Remise de prix, performance oratoire et postillons
13 septembre 2011
Pour la quatrième année consécutive, le Mouvement souverainiste du Québec (MSQ) remet le prix Pierre-Bourgault pour l’engagement à la cause souverainiste.

Ça sentait fort le nationalisme dans la petite salle du Théâtre Plaza le 9 septembre dernier. Dans cette pièce aux allures de chambre bleue de l’Assemblée nationale, l’effervescence était à son comble lors de l’annonce du prix Pierre-Bourgault, remis cette année au groupe de rap québécois Loco Locass. Se réunissaient des jeunes et des boomers, des groupes et des âmes solitaires, tous venus célébrer une cause commune: le souverainisme. Afin de rappeler la mission du groupe, les initiales du Mouvement souverainiste du Québec (MSQ) et les fleurs de lys étaient placardées abondamment sur les murs et les tribunes.

Daniel O’Brien
C’est il y a trois ans, à La boîte à Marius, que le MSQ a commencé à donner une voix aux jeunes artistes amateurs qui voulaient s’exprimer au sujet de l’indépendance du Québec.
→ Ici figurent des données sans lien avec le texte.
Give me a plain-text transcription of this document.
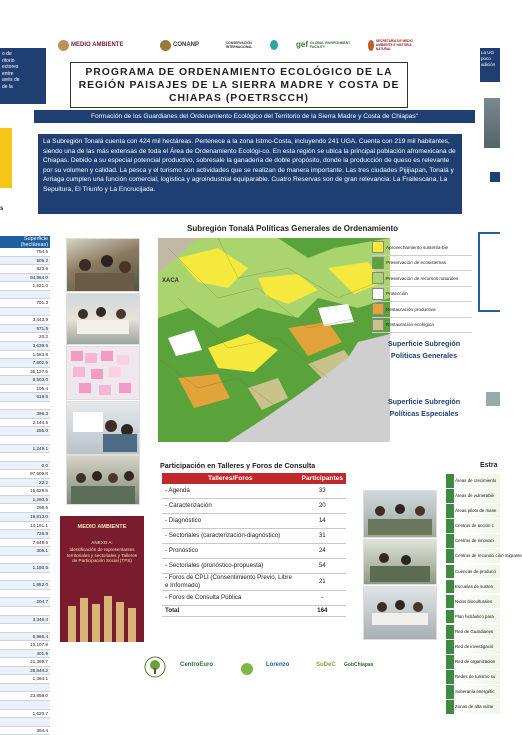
o de
ritorio
ectores
entre
avés de
de la
s
Superficie (hectáreas)
754.5
506.2
823.6
94,964.0
1,521.0
701.3
3,443.9
571.5
20.2
3,639.6
1,583.8
7,802.5
35,127.5
9,503.0
105.4
618.6
396.3
2,144.5
255.0
1,249.1
0.0
97,609.8
22.2
15,629.5
1,293.5
298.5
19,813.0
14,161.1
726.9
7,648.6
305.1
1,180.5
1,952.0
204.7
3,346.4
6,966.4
13,107.8
401.9
21,399.7
28,844.2
1,364.1
23,859.0
1,620.7
364.4
MEDIO AMBIENTE	CONANP	CONSERVACIÓN INTERNACIONAL	gef GLOBAL ENVIRONMENT FACILITY
SECRETARÍA DE MEDIO AMBIENTE E HISTORIA NATURAL
PROGRAMA DE ORDENAMIENTO ECOLÓGICO DE LA
REGIÓN PAISAJES DE LA SIERRA MADRE Y COSTA DE
CHIAPAS (POETRSCCH)
Formación de los Guardianes del Ordenamiento Ecológico del Territorio de la Sierra Madre y Costa de Chiapas"
La Subregión Tonalá cuenta con 424 mil hectáreas. Pertenece a la zona Istmo-Costa, incluyendo 241 UGA. Cuenta con 219 mil habitantes, siendo una de las más extensas de toda el Área de Ordenamiento Ecológi-co. En esta región se ubica la principal población afromexicana de Chiapas. Debido a su especial potencial productivo, sobresale la ganadería de doble propósito, donde la producción de queso es relevante por su volumen y calidad. La pesca y el turismo son actividades que se realizan de manera importante. Las tres ciudades Pijijiapan, Tonalá y Arriaga cumplen una función comercial, logística y agroindustrial equiparable. Cuatro Reservas son de gran relevancia: La Frailescana, La Sepultura, El Triunfo y La Encrucijada.
La UG
poco
adición
Subregión Tonalá Políticas Generales de Ordenamiento
XACA
Aprovechamiento sustenta-ble
Preservación de ecosistemas
Preservación de recursos naturales
Protección
Restauración productiva
Restauración ecológica
Superficie Subregión Políticas Generales
Superficie Subregión Políticas Especiales
Participación en Talleres y Foros de Consulta
Talleres/Foros	Participantes
- Agenda	33
- Caracterización	20
- Diagnóstico	14
- Sectoriales (caracterización-diagnóstico)	31
- Pronóstico	24
- Sectoriales (pronóstico-propuesta)	54
- Foros de CPLI (Consentimiento Previo, Libre e Informado)	21
- Foros de Consulta Pública	-
Total	164
MEDIO AMBIENTE
ANEXO A:
Identificación de representantes territoriales y sectoriales y Talleres de Participación Social (TPS)
Estra
Áreas de crecimiento
Áreas de vulnerabili
Áreas piloto de mane
Centros de acción c
Centros de innovaci
Centros de reconoci ción migrante
Cuencas de producci
Escuelas de susten
Nidos bioculturales
Plan hidráulico para
Red de Guardianes
Red de investigació
Red de organizacion
Redes de turismo su
Soberanía energétic
Zonas de alta vulne
CentroEuro	Lorenzo	SuDeC GobChiapas
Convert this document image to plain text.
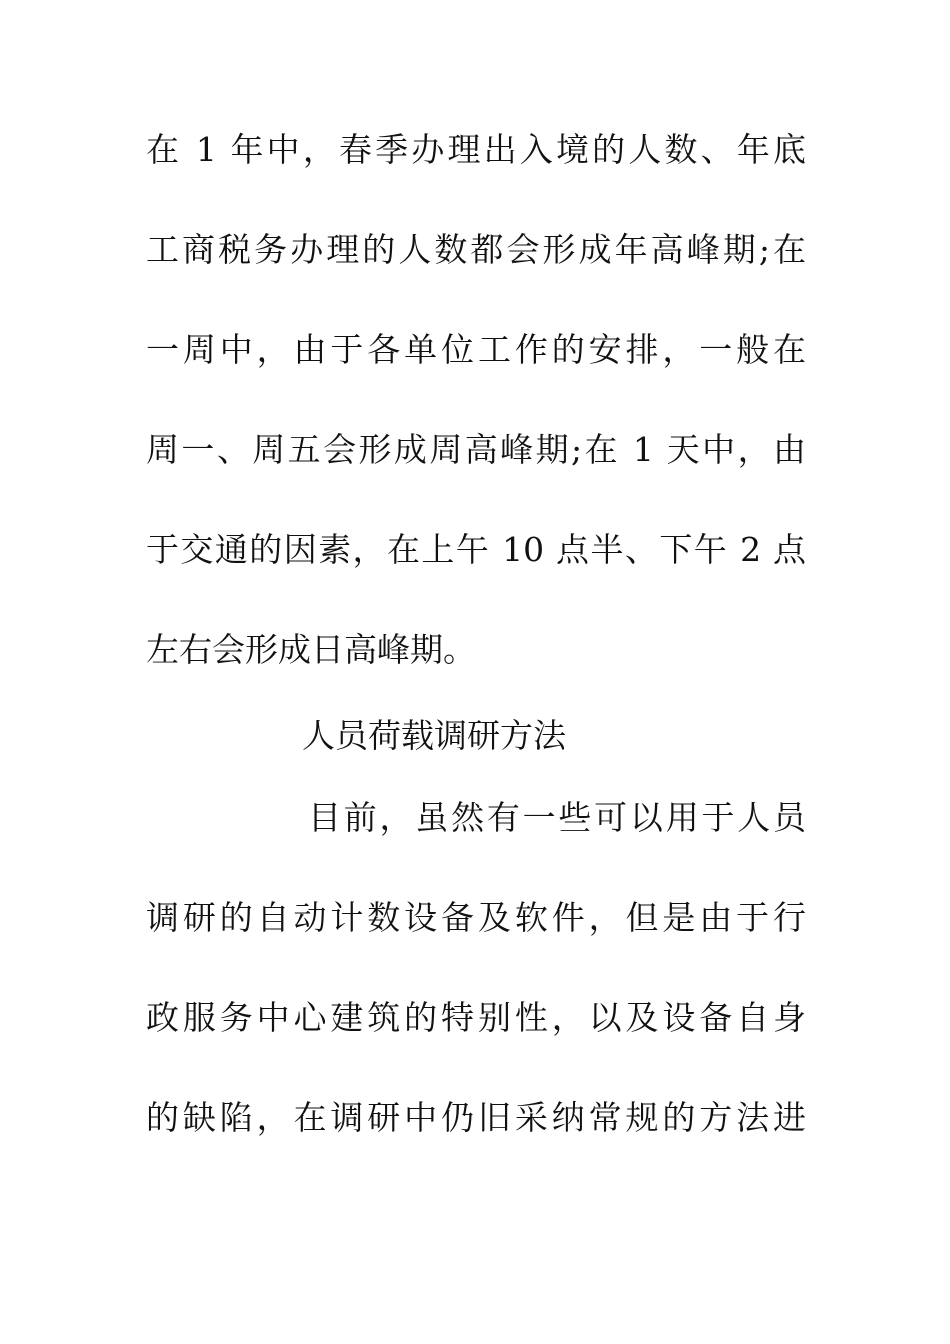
在 1 年中，春季办理出入境的人数、年底
工商税务办理的人数都会形成年高峰期;在
一周中，由于各单位工作的安排，一般在
周一、周五会形成周高峰期;在 1 天中，由
于交通的因素，在上午 10 点半、下午 2 点
左右会形成日高峰期。
人员荷载调研方法
目前，虽然有一些可以用于人员
调研的自动计数设备及软件，但是由于行
政服务中心建筑的特别性，以及设备自身
的缺陷，在调研中仍旧采纳常规的方法进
Le 9 septembre dernier, pour la quatrième année consécutive, en plus de mettre en vedette différents jeunes artistes, le Mouvement récompensait le travail de Loco Locass, qui fait parler de lui depuis une dizaine d’années.

En ouverture, le groupe Minuit moins cinq faisait hommage à un texte de Loco Locass. Se succédaient ensuite des locuteurs de tous genres, des slameurs aux comédiens en passant par les politiciens. Hubert Lemire, un jeune comédien «qui n’avai[t] que 12 ans lors du dernier référendum», a su faire vibrer la salle grâce à un discours bien maîtrisé et admirablement bien tourné, une analogie brillante du Québec, femme de Canada. Son discours, plein d’intelligence et de vérité, mettait en évidence les divergences de valeurs, d’opinions et de culture entre la province et le pays qui se sont «mariés» il y a de cela 150 ans. Lors du mariage, «il n’y a pas eu de bec pour le Québec. Pas non plus de french kiss, car Canada does not speak French», racontait-il avec lucidité. Alors que Québec souhaite quitter Canada en conservant la garde des enfants de cette union, les Québécois; le Canada se rebute, se dote d’une constitution et fait chambre à part. Il prend même huit autres femmes! La délicieuse analogie se concluait par l’apologie du français et du verbe être, plus facile à conjuguer que le verbe avoir et si approprié à la phrase «Je suis libre».

Daniel O’Brien

Après cette performance pleine de verve, suivait la remise de prix par l’ex-premier ministre Bernard Landry et la veuve de Pierre Falardeau. Les Loco Locass, émus, ont eux-mêmes pris le microphone: «Le ciel n’est pas si gris puisque les jeunes qui nous ont fait hommage aujourd’hui ont commencé bien avant nous!» S’ensuivait une autre série de discours d’une intensité surprenante. Pierre Curzi, notamment, dans une allocution désespérément longue, s’enflammait au sujet de la langue: «La parole, c’est la manière humaine de créer la réalité. Mort au silence, vivent les mots!» Rouge, gesticulant, postillonnant, Pierre Curzi s’agrippait avec force au pupitre pour ne pas s’envoler dans la verve de son discours à la nation. Dans ce tourbillon de bruits et de mots, l’auditoire ne pouvait que s’envoler à son tour dans le nationalisme que présentait le spectacle politique Libérez-nous des langues de bois.